Nine Mother's Days have come and gone now since my mom was last with us. I can't really recollect how I spent my last one with her back in May of 2007, but I can only imagine it involved a hamburger, a small can of diet Coke, and a plain sundae. More than likely I picked up her favorite lunch in the drive-thru of the 30th Street McDonald's back in Hutch and delivered it to her at the long-term care facility where she lived her final 4 years of life. She loved for us kids to pick up that simple kind of fare for her from time to time. Mom could only take having to eat so many meals served from a nursing home kitchen before she would call one of us kids and ask the simple question.
"Can you please go to McDonald's and bring me a hamburger for my supper?"
We always did.
So much has happened in my life since my mom passed away that late September day in 2007. I retired from teaching, went back to teaching, got married, moved to Colorado, became a mother-in-law twice, became a grandmother for the first time, and last year moved to Texas where I am now finishing up my 38th year as an educator. Even though a person doesn't think it can, life did go on and I tried to live mine as she would have wished for me to. I hope she would be proud of me.

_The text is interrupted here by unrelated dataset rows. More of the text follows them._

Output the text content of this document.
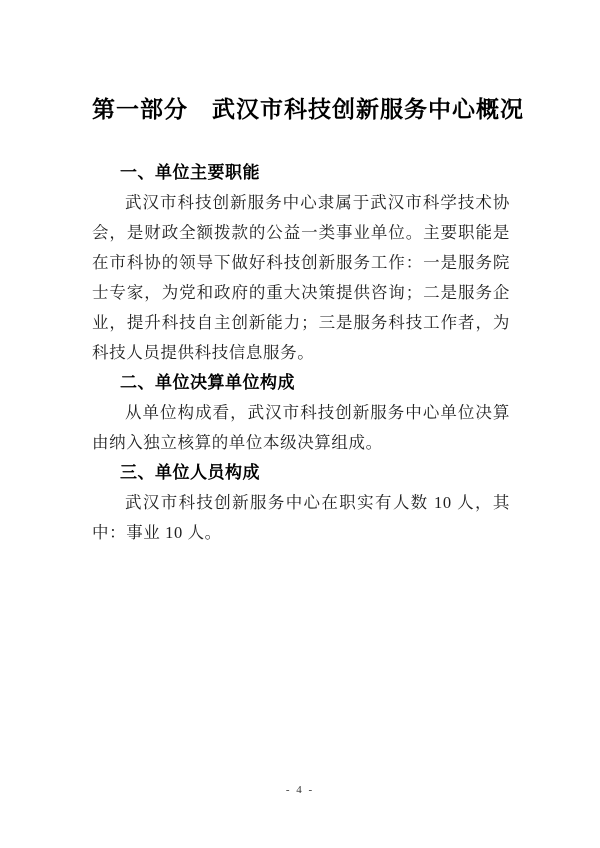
第一部分　武汉市科技创新服务中心概况
一、单位主要职能

武汉市科技创新服务中心隶属于武汉市科学技术协会，是财政全额拨款的公益一类事业单位。主要职能是在市科协的领导下做好科技创新服务工作：一是服务院士专家，为党和政府的重大决策提供咨询；二是服务企业，提升科技自主创新能力；三是服务科技工作者，为科技人员提供科技信息服务。

二、单位决算单位构成

从单位构成看，武汉市科技创新服务中心单位决算由纳入独立核算的单位本级决算组成。

三、单位人员构成

武汉市科技创新服务中心在职实有人数 10 人，其中：事业 10 人。

- 4 -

I miss my mom, some days more than others. Every once in a while, I still think of the many stories that she shared with me about life. I wish I would have paid a little more attention to what she told me and sadly I admit that I have forgotten some of them. I have her diaries and journals that she faithfully kept for nearly 5 years and from time to time, I go back to them and read what she wrote. Her thoughts and words were simple and true as they explained the kind of times she was going through. I'm so happy that she wrote and kept track of what life was like. Perhaps it is because of her that I blog in the way that I do. My desire is for my own 3 children to remember a few things in the years to come about their own mom and how much I really did love my life and them too!
When I lived back home in Kansas, I'd always make it a point to go to the cemetery just outside of the little town of Halstead where all my family members are laid to rest. I would always go twice in May with the first time being Mother's Day weekend and the other Memorial Day. I promised her that I would take care of the graves of all the Brown and Scott family members and for many years I was able to do just that. The last 3 years have been a little more difficult, simply because we lived so very far away in Colorado. Now that we are in Texas and only a 5 hour drive away, I will be able to go more often and I think she would be quite pleased with that. As kids we were taught to honor both the living and the dead, something that I have passed on to my own children. I believe that mom would be happy about that as well.
My mom wasn't perfect but who is anyways? She loved us and cared about what happened to us. Without a doubt, she sacrificed much more than we would ever know. I still remember her voice and I will always remember the very last gift she gave to me as we waited by her bedside in the early morning hours of September 25, 2007. With one last gaze into my eyes, she looked at me and told me something that I will never forget.
"You are a good girl, Peggy Ann."
I never saw her eyes open again and it was the last time that she spoke to me before she passed on.
My mom didn't realize just how much I needed to hear her say that. She never knew what a precious gift she was bestowing to me in just 7 little words. Even though I am now only 27 years younger than she was when she died, I still know one thing.
Forever I will be her little girl.
Happy Mother's Day in Heaven Mom~where the banquet table is set with food far greater than even the best McDonald's in town.
Mom on her 65th birthday~1985
Not sure how the time flew by so quickly, yet it did.